Pat Reynolds

Personal information
- Native name: Pádraig Mac Ránaill (Irish)
- Born: Walterstown, County Meath, Ireland

Sport
- Sport: Gaelic football
- Position: Half back

Club
- Years: Club
- Walterstown

Inter-county
- Years: County
- ?–?: Meath

Inter-county titles
- Leinster titles: 4
- All-Irelands: 1
- All Stars: 1

= Patrick Reynolds (Gaelic footballer) =

Irish Gaelic footballer

Pat Reynolds is an Irish former Gaelic footballer who played for the Meath county team. He had much success playing inter-county football in the 1960s on the Meath team. He usually played as a halfback. He also played club football for Walterstown. During his playing career he won one Senior All-Ireland medal (1967). When Reynolds played for Meath, they were a very strong team, but Galway beat them in 1964 and 1966. Reynolds continued to play for Meath into the 70s. He played in the first eighty-minute All-Ireland final against Kerry in 1970.
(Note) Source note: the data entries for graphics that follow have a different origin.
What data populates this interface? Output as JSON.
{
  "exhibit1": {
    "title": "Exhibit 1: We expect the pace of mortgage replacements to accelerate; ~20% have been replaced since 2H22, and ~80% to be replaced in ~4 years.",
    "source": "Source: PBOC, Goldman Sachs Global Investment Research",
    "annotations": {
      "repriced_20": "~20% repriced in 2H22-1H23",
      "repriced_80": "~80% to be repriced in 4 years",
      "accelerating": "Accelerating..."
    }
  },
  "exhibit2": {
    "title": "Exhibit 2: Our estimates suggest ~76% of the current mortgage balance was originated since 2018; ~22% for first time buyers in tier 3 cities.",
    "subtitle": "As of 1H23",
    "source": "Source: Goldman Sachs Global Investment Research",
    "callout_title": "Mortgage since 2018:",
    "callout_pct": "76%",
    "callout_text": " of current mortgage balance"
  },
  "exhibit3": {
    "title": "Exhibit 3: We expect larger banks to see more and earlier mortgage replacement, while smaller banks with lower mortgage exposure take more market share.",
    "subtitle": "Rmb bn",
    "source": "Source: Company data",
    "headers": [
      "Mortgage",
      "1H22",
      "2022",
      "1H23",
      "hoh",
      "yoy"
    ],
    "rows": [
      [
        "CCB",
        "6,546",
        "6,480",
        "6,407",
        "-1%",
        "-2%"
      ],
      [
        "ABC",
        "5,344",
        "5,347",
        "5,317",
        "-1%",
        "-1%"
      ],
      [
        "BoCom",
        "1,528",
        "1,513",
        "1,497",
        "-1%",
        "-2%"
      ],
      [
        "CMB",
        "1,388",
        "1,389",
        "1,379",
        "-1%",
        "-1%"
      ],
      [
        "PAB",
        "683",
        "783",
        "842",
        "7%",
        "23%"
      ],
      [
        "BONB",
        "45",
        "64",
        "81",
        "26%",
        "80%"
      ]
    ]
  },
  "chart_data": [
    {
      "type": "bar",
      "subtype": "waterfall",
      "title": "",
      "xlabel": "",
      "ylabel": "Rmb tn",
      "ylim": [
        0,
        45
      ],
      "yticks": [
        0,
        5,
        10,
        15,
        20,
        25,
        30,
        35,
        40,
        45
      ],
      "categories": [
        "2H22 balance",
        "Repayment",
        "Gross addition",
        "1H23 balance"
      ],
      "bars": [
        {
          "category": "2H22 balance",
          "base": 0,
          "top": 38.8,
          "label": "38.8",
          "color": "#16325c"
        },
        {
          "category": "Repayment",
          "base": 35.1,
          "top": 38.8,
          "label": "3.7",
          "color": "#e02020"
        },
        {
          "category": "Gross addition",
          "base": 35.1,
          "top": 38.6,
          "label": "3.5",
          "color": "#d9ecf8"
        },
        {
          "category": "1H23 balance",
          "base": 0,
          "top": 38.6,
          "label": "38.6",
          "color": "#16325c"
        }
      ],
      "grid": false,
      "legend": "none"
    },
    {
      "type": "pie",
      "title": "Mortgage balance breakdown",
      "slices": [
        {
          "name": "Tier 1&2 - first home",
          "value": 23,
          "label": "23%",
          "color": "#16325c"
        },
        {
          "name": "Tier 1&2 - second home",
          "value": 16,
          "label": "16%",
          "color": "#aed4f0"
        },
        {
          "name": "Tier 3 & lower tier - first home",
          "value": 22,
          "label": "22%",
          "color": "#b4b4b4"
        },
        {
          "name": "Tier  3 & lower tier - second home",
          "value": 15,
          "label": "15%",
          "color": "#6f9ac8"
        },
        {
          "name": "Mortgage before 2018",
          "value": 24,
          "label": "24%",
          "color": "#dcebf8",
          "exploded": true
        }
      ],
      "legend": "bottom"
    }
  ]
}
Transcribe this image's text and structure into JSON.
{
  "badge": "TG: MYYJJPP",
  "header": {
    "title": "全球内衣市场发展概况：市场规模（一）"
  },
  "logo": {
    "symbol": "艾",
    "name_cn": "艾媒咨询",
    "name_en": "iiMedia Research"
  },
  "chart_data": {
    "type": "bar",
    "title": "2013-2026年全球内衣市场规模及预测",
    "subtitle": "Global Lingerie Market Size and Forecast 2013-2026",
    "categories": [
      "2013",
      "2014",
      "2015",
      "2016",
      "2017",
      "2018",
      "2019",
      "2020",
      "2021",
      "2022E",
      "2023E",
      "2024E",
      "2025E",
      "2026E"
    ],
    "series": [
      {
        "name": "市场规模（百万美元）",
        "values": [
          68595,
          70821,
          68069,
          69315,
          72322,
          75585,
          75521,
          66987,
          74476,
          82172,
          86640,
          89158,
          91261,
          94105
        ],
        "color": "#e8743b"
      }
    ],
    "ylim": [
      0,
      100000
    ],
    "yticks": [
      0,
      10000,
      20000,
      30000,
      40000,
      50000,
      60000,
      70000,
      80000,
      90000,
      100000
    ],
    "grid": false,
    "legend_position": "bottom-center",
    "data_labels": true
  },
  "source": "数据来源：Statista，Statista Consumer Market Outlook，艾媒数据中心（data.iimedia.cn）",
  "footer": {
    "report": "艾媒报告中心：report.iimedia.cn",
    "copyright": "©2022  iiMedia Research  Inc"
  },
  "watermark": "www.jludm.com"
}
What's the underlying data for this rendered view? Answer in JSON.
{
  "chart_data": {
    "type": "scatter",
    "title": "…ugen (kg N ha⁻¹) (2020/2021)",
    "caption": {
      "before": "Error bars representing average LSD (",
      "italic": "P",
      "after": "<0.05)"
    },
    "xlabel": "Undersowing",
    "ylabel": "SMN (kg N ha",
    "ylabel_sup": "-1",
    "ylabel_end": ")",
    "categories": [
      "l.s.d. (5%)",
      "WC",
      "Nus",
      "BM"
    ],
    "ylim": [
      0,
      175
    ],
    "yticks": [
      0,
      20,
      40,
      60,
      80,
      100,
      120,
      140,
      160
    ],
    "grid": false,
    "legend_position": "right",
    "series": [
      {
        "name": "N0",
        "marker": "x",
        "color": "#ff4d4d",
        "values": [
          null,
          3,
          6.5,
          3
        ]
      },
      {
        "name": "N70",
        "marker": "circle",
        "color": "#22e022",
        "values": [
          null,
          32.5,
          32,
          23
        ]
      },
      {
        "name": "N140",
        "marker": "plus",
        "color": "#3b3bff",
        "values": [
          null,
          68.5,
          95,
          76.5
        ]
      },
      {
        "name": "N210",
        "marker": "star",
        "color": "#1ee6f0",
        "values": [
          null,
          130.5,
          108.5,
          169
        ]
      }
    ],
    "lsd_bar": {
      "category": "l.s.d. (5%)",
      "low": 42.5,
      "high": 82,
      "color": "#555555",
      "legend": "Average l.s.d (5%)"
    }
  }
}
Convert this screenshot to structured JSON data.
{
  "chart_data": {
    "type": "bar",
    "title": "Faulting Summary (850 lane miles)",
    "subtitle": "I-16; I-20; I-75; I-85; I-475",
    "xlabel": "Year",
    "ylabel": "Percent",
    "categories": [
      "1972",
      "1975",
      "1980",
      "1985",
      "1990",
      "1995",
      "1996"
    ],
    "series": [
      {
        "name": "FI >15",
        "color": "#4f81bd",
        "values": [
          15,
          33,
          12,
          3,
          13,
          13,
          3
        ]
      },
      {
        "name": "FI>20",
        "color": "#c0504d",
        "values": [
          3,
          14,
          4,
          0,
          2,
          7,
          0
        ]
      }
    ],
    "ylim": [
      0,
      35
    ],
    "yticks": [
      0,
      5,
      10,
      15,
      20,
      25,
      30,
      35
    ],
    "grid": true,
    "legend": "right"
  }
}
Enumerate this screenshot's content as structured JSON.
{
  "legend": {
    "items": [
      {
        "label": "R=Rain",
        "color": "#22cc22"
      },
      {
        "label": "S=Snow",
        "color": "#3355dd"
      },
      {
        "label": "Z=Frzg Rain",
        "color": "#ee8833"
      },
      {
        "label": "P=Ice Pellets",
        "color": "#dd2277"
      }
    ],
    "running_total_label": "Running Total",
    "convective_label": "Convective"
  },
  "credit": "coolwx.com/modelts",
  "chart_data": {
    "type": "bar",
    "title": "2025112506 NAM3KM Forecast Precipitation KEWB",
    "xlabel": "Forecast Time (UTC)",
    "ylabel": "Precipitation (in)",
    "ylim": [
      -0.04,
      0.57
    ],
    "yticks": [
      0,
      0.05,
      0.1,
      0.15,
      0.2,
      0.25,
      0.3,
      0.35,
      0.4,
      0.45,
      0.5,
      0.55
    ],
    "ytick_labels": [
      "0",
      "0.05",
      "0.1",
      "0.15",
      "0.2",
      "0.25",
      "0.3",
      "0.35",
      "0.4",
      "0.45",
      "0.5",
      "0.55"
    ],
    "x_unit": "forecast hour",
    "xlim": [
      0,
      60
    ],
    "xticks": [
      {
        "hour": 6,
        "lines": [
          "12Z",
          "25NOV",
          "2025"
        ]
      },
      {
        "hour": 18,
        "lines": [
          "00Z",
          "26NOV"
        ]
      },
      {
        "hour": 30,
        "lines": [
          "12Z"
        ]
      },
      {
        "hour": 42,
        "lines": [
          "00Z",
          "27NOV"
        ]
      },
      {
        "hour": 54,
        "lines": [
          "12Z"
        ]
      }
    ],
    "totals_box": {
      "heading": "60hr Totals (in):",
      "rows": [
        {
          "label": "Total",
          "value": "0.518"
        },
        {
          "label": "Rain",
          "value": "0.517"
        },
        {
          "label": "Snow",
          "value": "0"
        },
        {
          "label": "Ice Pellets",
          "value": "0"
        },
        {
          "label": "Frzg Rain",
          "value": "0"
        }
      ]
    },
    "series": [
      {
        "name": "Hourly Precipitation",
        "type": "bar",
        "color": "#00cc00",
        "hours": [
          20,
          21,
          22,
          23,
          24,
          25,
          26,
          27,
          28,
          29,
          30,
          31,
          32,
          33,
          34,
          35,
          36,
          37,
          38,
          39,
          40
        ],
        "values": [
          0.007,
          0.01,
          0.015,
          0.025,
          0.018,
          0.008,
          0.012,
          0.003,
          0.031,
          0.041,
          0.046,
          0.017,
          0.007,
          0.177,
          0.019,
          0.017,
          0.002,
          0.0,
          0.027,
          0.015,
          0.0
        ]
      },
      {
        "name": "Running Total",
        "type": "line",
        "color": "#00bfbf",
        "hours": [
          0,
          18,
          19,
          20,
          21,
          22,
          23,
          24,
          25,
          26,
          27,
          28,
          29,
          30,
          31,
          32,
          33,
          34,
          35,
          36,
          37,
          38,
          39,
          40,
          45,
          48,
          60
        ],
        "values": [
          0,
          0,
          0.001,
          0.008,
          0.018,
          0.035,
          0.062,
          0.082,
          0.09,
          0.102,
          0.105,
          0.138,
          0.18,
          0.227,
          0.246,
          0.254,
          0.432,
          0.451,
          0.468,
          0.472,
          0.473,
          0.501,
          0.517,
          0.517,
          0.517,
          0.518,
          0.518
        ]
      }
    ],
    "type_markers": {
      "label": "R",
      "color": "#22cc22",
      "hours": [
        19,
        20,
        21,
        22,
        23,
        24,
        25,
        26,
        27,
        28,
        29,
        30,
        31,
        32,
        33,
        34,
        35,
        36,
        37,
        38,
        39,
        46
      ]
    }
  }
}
He was picked for the left halfback position in 1971, the first year of the All Star Awards, making him Meath's first all star and the only one that season.

Pat was a selector on the Meath team when Seán Boylan was in charge during the 1980s and early 1990s, and during this time Meath won two All-Ireland titles.

His son Paddy won two All-Ireland medals with Meath and one All Star.

Pat is a potato farmer in Garlow Cross in Co Meath supplying among others the Tayto brand. His son Paddy also is involved with the business.